About a year ago, the growing demand for greener business solutions picked up real steam.  It’s now a central pillar in most IT vendor marketing platforms.  Today—whether they like it or not—business people are forced to care about these things.  What I find ironic is that most Green IT initiatives just happen to be cost-savers too.  IT Weapons has been implementing virtualization platforms for our clients for years, and being greener had always been an under-appreciated benefit; lower power consumption has always meant a lower carbon footprint.   Now people are really starting to take notice.

With newly formed Green Committees and sustainability initiatives emerging in most organizations, the pressure is on IT departments to show results; not just talk about them. It’s one thing to tell a customer that virtualizing their servers means they are saving energy; it’s quite another to quantify the impact for them.

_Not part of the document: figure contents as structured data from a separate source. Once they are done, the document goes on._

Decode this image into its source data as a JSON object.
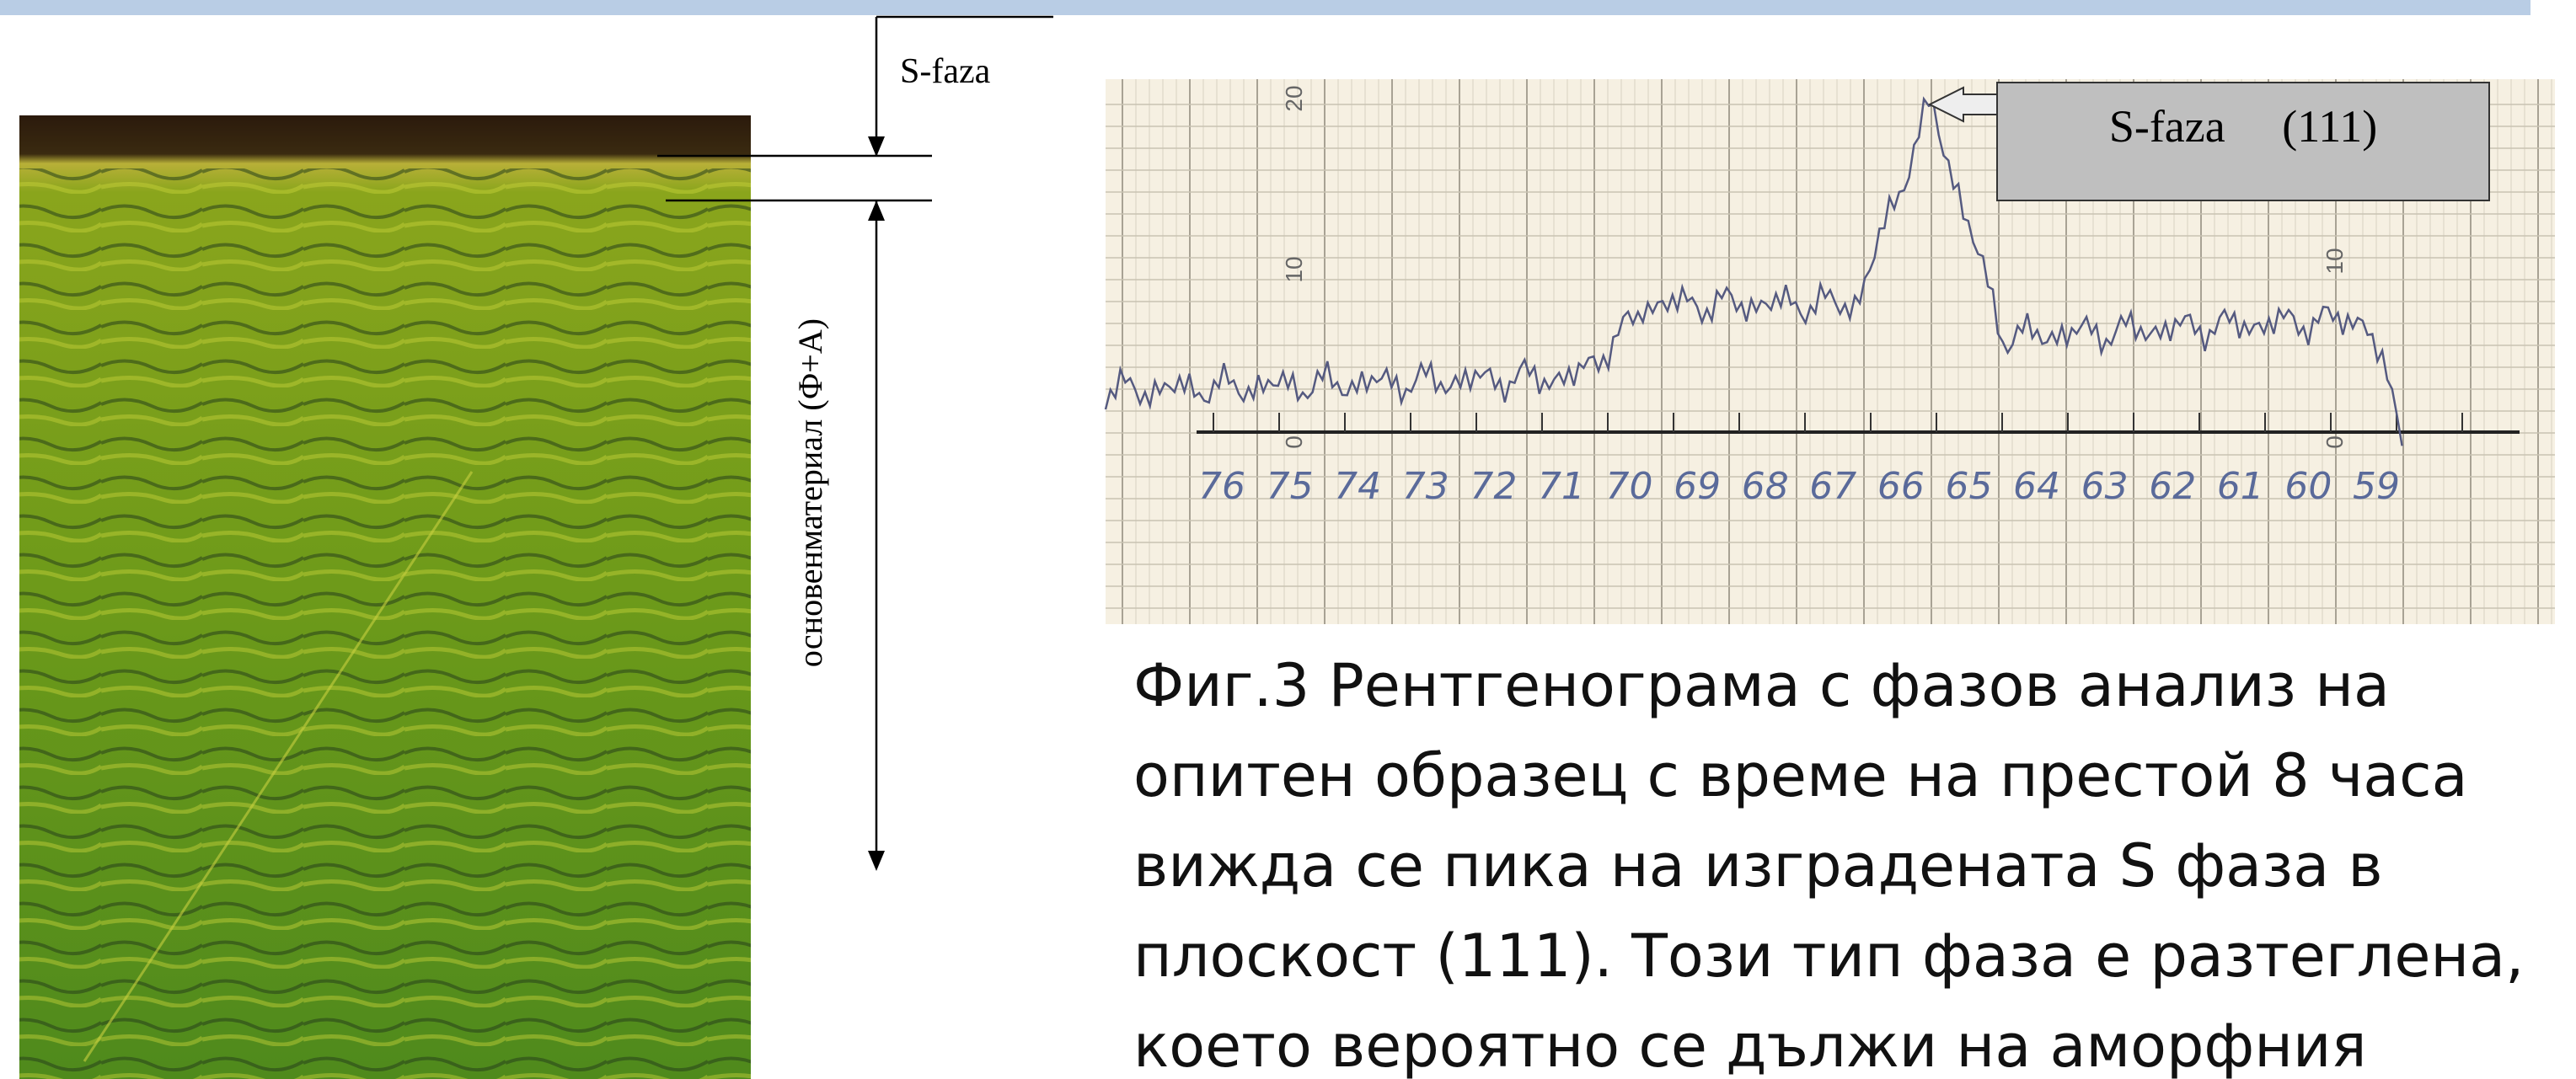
{
  "annotations": {
    "surface_layer": "S-faza",
    "base_material": "основенматериал  (Ф+А)"
  },
  "diffractogram": {
    "peak_label": "S-faza     (111)",
    "scale_labels": [
      "20",
      "10",
      "0",
      "10",
      "0"
    ],
    "angle_labels": [
      "76",
      "75",
      "74",
      "73",
      "72",
      "71",
      "70",
      "69",
      "68",
      "67",
      "66",
      "65",
      "64",
      "63",
      "62",
      "61",
      "60",
      "59"
    ]
  },
  "caption": {
    "lines": [
      "Фиг.3 Рентгенограма с фазов анализ на",
      "опитен образец с време на престой 8 часа",
      "вижда се пика на изградената S фаза в",
      "плоскост (111). Този тип фаза е разтеглена,",
      "което вероятно се дължи на аморфния"
    ]
  }
}
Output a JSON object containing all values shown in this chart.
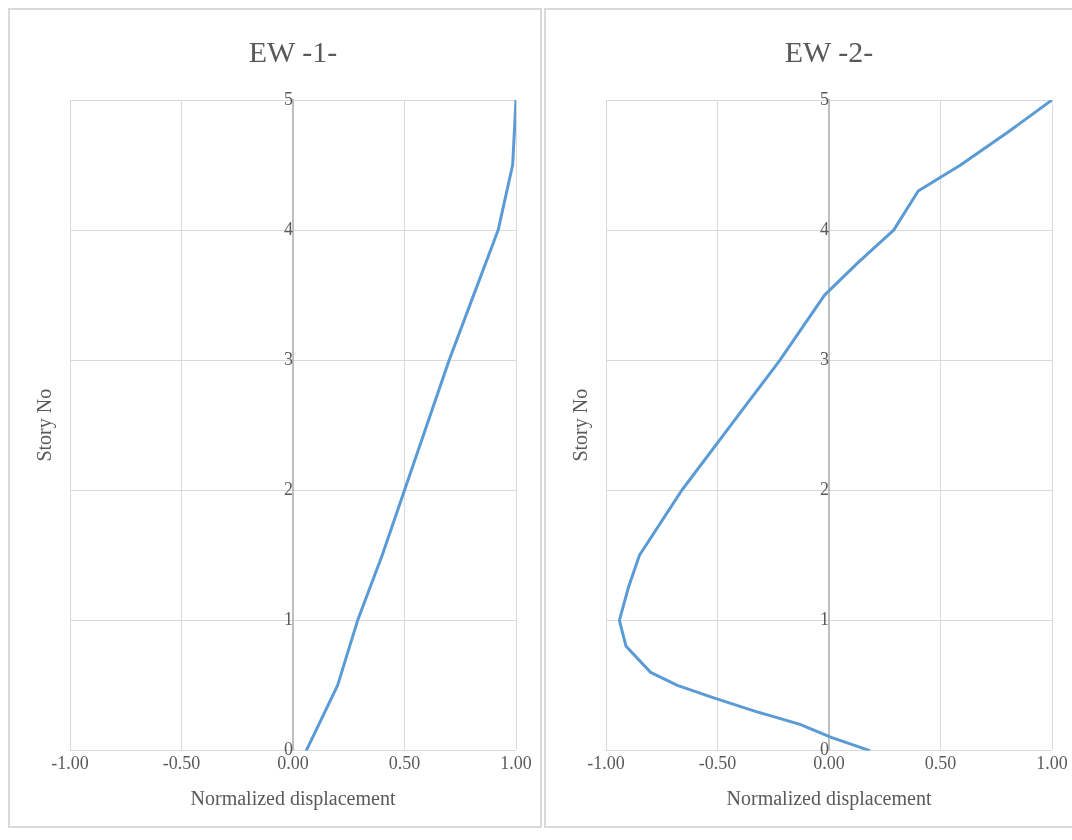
{
  "chart_data": [
    {
      "type": "line",
      "title": "EW -1-",
      "xlabel": "Normalized displacement",
      "ylabel": "Story No",
      "xlim": [
        -1,
        1
      ],
      "xticks": [
        {
          "value": -1,
          "label": "-1.00"
        },
        {
          "value": -0.5,
          "label": "-0.50"
        },
        {
          "value": 0,
          "label": "0.00"
        },
        {
          "value": 0.5,
          "label": "0.50"
        },
        {
          "value": 1,
          "label": "1.00"
        }
      ],
      "ylim": [
        0,
        5
      ],
      "yticks": [
        0,
        1,
        2,
        3,
        4,
        5
      ],
      "grid": true,
      "legend": false,
      "marker": "none",
      "line_style": "solid",
      "series": [
        {
          "color": "#5b9bd5",
          "x": [
            0.06,
            0.2,
            0.29,
            0.4,
            0.5,
            0.6,
            0.7,
            0.81,
            0.92,
            0.985,
            1.0
          ],
          "values": [
            0,
            0.5,
            1,
            1.5,
            2,
            2.5,
            3,
            3.5,
            4,
            4.5,
            5
          ]
        }
      ]
    },
    {
      "type": "line",
      "title": "EW -2-",
      "xlabel": "Normalized displacement",
      "ylabel": "Story No",
      "xlim": [
        -1,
        1
      ],
      "xticks": [
        {
          "value": -1,
          "label": "-1.00"
        },
        {
          "value": -0.5,
          "label": "-0.50"
        },
        {
          "value": 0,
          "label": "0.00"
        },
        {
          "value": 0.5,
          "label": "0.50"
        },
        {
          "value": 1,
          "label": "1.00"
        }
      ],
      "ylim": [
        0,
        5
      ],
      "yticks": [
        0,
        1,
        2,
        3,
        4,
        5
      ],
      "grid": true,
      "legend": false,
      "marker": "none",
      "line_style": "solid",
      "series": [
        {
          "color": "#5b9bd5",
          "x": [
            0.18,
            0.01,
            -0.13,
            -0.33,
            -0.51,
            -0.68,
            -0.8,
            -0.91,
            -0.94,
            -0.9,
            -0.85,
            -0.66,
            -0.44,
            -0.22,
            -0.02,
            0.13,
            0.29,
            0.4,
            0.59,
            0.8,
            1.0
          ],
          "values": [
            0,
            0.1,
            0.2,
            0.3,
            0.4,
            0.5,
            0.6,
            0.8,
            1,
            1.25,
            1.5,
            2,
            2.5,
            3,
            3.5,
            3.75,
            4,
            4.3,
            4.5,
            4.75,
            5
          ]
        }
      ]
    }
  ]
}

We spent significant time investigating the power and cooling savings we were realizing (per-client) in the IT Weapons Data Centre. We looked at actual component usage, server consolidation rates, and facility demands. We found a way to A) translate that data into reduced carbon emissions and B) put those numbers into a context that makes sense. After plenty of research and some brain-bending arithmetic, we had to validate our findings. We spoke to Ontario Power Generation, Toronto Hydro, and we even consulted with a Canadian owned carbon-offset tree planting organization.

Our research showed that many carbon footprint calculators inflate their numbers by assuming that the power used is generated by dirty coal-burning methods. It makes a big difference to the bottom line if the grid power you consume comes from clean power like hydro-electric or nuclear sources. So we found out just how clean Ontario’s grid power is, and we calculated our Data Centre consumption and carbon emissions based on that.  Our assumptions were fact-based, and our estimates were conservative.  It’s about integrity.

Anyway, we generated presentation-calibre reports and even a certificate (printed on FSC recycled paper, of course).  We’ve been presenting these to our clients.  The response has been great. Plenty of clients had been looking for a Green win (finding the task daunting) and we dropped it right in front of them; as a value-add, no cost.  They were surprised and delighted. The certs are going up in their lobbies, and the reports are getting quoted in newsletters and even AGMs.

One client said it was so refreshing to see the environmental impact of their IT initiatives in such a simple format. He said: “Our server consolidation and power reduction efforts at the Data Centre have kept the carbon emissions equivalent of 5.5 cars per year out of the air. And 7 more by using thin clients and LCDs… Financial savings aside, we are making a difference for the planet – thank-you!”.

I know we could have charged for this analysis and reporting service, and we went out of pocket to get the research done… but our customers are our life-blood.  When they win, we win.